On ne lit pas Christian Bobin, l’un des plus grands poète de sa génération, sans se laisser emporter, pénétrer, par la transparence cristalline de son verbe. On découvre, savoure, ses mots avec précaution, ce qui n’empêche pas l’enthousiasme, tant il nous offre la vérité bouleversante de son être et de ses expériences, de manière tranchante, forte, unique, authentique. Dans son dernier livre, l’homme-joie (Editions de L’Iconoclaste) il nous parle de sa manière d’être présent, à ce qu’il ressent ; des moments qui le frôlent légèrement ; des rencontres qui s’insèrent intensément en lui ; et de son amour perdu, qui n’empêche en rien, dit-il, que la vie soit « bien plus belle que ce que nous l’imaginons ». Pour nous aider à ne plus nous laisser distraire, à laisser tomber les masques et à découvrir la joie en toute chose, le poète incandescent nous offre dans ce recueil, un voyage étonnant au cœur des mouvements du silence, des couleurs de la lumière, des ténèbres du quotidien, des éclats de rire exubérants de l’existence. Et, parce que, tout, pour lui, est vivant, en lien, en résonance, quand nous refermons son livre, ébranlés, nous regardons le monde autrement.

On vous sait solitaire, on vous imagine sauvage, peu enclin à la conversation, et notre rencontre débute par un grand rire.

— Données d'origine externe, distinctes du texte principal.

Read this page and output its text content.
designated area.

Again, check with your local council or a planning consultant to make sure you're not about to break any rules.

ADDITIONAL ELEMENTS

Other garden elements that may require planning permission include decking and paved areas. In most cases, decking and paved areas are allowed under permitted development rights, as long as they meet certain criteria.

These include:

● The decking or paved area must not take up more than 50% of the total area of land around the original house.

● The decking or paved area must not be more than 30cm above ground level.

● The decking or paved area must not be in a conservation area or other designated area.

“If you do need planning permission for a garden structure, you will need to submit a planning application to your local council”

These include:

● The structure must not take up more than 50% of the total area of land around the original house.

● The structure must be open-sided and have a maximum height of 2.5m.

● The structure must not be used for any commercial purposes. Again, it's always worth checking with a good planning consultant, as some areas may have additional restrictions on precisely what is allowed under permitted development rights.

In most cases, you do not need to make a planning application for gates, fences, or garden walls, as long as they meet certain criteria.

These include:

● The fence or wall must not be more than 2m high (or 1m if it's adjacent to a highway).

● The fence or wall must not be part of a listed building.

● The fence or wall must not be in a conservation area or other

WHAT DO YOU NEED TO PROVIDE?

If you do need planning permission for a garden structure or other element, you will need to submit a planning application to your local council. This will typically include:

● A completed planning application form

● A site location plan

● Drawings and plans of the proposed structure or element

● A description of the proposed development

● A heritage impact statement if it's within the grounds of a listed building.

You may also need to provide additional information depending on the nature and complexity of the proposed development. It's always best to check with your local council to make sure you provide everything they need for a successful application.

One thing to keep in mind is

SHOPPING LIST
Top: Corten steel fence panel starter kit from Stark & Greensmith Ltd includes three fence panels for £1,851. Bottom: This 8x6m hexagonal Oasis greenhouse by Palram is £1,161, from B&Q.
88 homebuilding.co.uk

Beaucoup de sourires traversent mes livres. Ils rayent, un peu, la vitre de papier. J’aime aller voir ce que je ne connais pas, l’imprévu, rencontrer des gens. Il n’y a rien de plus rare, ni de plus vivant, ni de plus important au monde que d’essayer de rencontrer quelqu’un. L’autre est un miroir. Si le miroir est de bonne qualité, il nous permet de nous deviner en lui. Il y a très peu d’évènements fondateurs dans une existence. Quatre ou cinq. Tout ce qui mérite le nom d’évènement est sans doute de l’ordre de la rencontre. Le coup porté par une émotion, le bouleversement induit par une beauté ou une épreuve, font  que l’on se rencontre soi-même et autre chose de soi. La rencontre est le but et le sens d’une vie humaine, permet qu’on ne la traverse pas en somnambule. Quand mes yeux se fermeront, ils le feront sur une immense bibliothèque constituée par des visages qui m’auront ému, troublé, éclairé. Un être bienveillant est tourné vers autre chose que lui-même. Le soin qu’il prend de l’autre, l’illumine, le rend vivant. Il capte une lumière et la renvoie. Son visage est éclairant. C’est quelque chose de rare.  La richesse de cette vie est faite surtout de visages et de quelques paroles. Les mots ne sont pas les plus importants. Ils enferment parfois. En revanche, lorsqu’ils sont simplement allusifs, à peine écrits, ils amènent le lecteur à faire un travail psychique sur lui-même ; un travail délivrant pour lui. Les livres sont agencés pour permettre à un silence bienfaisant, fraternel de venir. Dans cet espace, quelque chose de l’auteur rencontre le lecteur, et celui-ci y rencontre quelque chose de lui. Dans ce monde, on parle trop, pour ne rien dire. Ecrire, permet d’aérer le langage, de faire venir de la lumière, quelque chose de neuf et de silencieux, entre les mots, sous les phrases. Et, ce silence est bienfaisant.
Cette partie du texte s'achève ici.